Limitations of the DFHMSCAN program
The DFHMSCAN program:
- Can scan only one load module for each invocation.
- Does not scan CICS® modules and tables in the load library.
- Does not separately identify CHECK macros.
- Cannot identify certain forms of the DFHBIF macro that do not produce a BALR, or that produce code indistinguishable from that generated by EXEC CICS commands.
- Cannot, with certainty, find all EXEC CICS commands for COBOL and PL/I, because the code depends so much on the compiler. Those EXEC CICS commands not flagged by the “EXEC CICS, EXEC DLI, DLI CALL OR DFHBIF DETECTED” message are listed as “BALR 14,15 FOUND - NO FURTHER INTERPRETATION”. The main purpose of the DFHMSCAN program is to find macro-level programs.
- Identifies the language of a module by reference to the language of its last CSECT. This may be confusing if the module is made up of CSECTs written in different languages.

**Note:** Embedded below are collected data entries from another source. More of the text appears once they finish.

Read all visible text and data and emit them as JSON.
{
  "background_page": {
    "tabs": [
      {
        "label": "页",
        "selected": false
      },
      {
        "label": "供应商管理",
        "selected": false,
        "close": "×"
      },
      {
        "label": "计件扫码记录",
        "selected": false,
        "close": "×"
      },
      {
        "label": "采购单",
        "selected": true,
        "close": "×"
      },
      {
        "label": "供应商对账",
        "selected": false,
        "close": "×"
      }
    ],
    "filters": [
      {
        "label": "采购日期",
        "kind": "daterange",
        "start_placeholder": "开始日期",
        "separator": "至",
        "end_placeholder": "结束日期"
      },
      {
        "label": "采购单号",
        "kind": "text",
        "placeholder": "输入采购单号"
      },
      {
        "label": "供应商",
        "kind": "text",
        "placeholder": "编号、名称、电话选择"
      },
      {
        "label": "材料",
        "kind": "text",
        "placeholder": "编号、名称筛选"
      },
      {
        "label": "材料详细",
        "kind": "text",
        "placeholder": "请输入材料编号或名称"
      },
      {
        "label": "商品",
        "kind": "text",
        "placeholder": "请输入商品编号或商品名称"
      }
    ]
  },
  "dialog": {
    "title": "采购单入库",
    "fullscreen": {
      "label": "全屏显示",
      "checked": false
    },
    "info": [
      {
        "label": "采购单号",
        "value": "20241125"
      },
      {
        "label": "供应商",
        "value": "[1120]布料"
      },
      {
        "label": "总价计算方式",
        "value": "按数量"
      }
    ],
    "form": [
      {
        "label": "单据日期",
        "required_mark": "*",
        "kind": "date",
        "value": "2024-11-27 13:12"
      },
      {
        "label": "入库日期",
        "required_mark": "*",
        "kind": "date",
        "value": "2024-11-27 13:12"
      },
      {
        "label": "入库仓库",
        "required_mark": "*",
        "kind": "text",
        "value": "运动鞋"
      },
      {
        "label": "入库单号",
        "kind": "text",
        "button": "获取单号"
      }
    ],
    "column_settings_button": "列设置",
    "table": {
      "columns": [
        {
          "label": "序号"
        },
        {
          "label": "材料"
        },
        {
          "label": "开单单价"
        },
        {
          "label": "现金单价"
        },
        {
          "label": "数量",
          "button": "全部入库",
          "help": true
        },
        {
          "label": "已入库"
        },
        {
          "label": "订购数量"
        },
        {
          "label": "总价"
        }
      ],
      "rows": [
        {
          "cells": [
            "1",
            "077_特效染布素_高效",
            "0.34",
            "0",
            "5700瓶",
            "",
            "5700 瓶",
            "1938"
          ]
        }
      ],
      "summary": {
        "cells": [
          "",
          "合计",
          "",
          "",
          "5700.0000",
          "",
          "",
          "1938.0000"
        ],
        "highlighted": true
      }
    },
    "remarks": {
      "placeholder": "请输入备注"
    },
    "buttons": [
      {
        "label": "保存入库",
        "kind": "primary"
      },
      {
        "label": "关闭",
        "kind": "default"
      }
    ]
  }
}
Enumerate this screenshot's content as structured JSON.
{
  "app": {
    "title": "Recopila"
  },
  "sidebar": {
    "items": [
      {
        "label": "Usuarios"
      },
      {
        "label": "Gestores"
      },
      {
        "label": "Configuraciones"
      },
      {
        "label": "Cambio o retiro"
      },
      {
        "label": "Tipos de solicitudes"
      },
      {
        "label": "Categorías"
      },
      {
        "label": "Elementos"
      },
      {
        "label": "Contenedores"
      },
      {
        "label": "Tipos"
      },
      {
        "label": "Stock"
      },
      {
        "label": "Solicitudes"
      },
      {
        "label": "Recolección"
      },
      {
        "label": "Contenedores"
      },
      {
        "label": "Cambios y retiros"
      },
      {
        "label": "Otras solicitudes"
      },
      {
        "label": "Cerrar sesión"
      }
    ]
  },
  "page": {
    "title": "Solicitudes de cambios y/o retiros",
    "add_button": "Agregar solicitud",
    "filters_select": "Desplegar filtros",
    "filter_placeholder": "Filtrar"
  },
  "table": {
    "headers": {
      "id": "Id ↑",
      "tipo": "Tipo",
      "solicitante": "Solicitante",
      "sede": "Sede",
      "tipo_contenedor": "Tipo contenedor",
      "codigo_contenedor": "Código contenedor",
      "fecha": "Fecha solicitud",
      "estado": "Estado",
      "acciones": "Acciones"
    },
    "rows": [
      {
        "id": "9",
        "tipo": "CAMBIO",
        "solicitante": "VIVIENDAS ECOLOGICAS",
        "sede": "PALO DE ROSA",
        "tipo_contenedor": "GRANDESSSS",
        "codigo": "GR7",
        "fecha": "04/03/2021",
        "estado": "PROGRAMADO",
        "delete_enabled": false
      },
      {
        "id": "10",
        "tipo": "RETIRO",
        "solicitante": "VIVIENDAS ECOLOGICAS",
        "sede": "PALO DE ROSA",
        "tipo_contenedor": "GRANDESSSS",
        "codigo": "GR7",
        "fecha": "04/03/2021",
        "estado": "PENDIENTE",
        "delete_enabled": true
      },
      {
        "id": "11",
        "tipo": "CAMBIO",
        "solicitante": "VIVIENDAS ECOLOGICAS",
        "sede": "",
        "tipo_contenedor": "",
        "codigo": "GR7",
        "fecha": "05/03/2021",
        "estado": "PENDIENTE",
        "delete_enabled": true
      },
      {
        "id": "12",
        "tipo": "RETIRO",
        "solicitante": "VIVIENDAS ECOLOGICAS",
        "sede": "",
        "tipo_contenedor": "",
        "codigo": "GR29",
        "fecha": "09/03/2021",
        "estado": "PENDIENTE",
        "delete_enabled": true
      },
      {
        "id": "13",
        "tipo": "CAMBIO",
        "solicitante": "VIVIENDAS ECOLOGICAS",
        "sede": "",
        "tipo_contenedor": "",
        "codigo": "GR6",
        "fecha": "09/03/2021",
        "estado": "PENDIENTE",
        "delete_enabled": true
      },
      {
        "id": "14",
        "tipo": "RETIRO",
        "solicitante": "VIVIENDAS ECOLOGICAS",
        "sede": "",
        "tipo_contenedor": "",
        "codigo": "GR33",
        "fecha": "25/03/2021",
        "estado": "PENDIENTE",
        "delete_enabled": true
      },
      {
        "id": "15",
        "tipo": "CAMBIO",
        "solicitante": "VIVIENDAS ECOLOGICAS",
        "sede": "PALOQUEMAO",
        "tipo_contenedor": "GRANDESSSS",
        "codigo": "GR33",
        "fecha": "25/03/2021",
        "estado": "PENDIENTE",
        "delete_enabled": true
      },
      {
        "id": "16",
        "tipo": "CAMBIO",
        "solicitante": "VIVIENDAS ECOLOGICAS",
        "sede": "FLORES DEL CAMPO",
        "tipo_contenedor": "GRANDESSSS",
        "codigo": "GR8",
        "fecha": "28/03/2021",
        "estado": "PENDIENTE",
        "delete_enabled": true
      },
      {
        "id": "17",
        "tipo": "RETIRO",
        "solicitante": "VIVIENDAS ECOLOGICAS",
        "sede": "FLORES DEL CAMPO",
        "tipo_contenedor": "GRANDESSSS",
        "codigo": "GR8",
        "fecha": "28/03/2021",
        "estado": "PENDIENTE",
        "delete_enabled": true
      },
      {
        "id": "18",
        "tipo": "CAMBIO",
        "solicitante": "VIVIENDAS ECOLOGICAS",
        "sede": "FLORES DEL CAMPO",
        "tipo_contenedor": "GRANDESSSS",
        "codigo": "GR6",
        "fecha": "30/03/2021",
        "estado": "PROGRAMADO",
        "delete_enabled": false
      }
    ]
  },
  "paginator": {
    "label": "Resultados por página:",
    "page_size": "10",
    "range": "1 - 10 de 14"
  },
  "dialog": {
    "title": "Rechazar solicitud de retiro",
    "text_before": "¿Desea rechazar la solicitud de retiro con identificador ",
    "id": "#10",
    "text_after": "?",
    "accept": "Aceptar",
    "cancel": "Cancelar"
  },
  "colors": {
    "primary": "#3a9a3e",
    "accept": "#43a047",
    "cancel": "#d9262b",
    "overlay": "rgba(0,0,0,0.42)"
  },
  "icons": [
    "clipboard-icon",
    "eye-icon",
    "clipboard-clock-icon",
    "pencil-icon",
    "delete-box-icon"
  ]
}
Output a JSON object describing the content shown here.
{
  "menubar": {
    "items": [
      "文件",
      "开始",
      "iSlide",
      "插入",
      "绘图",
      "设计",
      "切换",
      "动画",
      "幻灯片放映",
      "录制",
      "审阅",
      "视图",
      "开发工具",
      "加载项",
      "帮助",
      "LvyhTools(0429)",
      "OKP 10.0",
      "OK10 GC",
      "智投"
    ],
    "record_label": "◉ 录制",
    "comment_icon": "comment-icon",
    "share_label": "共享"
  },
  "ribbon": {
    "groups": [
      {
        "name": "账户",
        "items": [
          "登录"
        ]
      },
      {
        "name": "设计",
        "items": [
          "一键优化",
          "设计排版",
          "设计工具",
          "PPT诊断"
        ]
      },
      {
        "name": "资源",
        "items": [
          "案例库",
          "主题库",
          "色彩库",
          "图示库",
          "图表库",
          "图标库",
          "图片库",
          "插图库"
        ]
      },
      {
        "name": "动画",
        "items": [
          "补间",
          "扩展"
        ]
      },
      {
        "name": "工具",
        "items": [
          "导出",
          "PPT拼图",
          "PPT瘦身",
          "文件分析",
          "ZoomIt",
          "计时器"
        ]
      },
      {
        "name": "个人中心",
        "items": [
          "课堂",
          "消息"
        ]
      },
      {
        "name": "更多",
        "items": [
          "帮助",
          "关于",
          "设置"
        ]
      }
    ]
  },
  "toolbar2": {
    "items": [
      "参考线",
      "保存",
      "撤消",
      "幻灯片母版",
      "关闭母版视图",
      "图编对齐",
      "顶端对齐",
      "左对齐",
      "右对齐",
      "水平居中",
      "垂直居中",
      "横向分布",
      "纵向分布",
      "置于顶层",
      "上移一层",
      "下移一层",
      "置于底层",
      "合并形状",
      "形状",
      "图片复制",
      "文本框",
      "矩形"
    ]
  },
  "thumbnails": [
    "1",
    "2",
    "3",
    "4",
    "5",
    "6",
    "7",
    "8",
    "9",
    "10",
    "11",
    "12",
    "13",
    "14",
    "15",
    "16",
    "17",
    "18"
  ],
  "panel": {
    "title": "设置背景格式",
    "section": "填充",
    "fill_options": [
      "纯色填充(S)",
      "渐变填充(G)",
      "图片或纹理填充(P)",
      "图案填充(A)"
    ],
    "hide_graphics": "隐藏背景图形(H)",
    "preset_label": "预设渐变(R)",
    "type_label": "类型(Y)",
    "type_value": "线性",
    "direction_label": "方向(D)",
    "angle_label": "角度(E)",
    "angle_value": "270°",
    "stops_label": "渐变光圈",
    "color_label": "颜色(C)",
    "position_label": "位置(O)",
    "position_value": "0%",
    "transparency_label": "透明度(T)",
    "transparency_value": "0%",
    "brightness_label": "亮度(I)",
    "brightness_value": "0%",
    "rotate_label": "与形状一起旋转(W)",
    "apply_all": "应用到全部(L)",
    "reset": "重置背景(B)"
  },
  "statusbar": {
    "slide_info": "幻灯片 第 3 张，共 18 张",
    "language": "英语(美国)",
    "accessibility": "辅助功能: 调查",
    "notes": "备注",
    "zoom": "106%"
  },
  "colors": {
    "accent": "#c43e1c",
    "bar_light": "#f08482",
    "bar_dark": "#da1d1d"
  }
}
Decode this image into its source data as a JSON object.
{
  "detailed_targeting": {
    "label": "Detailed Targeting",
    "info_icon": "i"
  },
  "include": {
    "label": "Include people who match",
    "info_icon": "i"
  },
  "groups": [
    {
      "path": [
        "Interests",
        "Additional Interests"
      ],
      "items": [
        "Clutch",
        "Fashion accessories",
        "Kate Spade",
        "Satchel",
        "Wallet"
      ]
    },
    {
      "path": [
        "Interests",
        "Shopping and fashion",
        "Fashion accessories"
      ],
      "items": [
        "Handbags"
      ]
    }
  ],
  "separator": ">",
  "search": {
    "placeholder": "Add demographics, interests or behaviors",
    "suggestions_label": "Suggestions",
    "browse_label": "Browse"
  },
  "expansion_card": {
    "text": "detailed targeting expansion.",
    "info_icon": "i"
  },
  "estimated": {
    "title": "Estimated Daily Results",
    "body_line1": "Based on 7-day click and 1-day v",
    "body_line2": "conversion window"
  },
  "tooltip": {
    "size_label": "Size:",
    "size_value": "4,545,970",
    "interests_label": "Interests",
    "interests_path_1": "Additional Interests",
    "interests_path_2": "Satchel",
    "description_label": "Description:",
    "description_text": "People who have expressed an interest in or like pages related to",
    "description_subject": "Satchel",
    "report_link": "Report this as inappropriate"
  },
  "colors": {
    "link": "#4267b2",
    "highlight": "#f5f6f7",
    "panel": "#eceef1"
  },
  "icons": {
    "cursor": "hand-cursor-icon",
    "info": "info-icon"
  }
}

- Prints only 20 bytes of the code preceding a suspect instruction, in its detailed report (even though, for a BALR 14,15 instruction, it has scanned back 40-bytes). This may lead to apparent inconsistencies of interpretation in detailed reports. For example, two similar EXEC CICS commands in a scanned module may produce exactly the same 20-byte output in the report, but be interpreted differently.
- Works by finding code patterns that are similar to those generated by CICS macros. A module can contain such code without having a CICS macro in its source.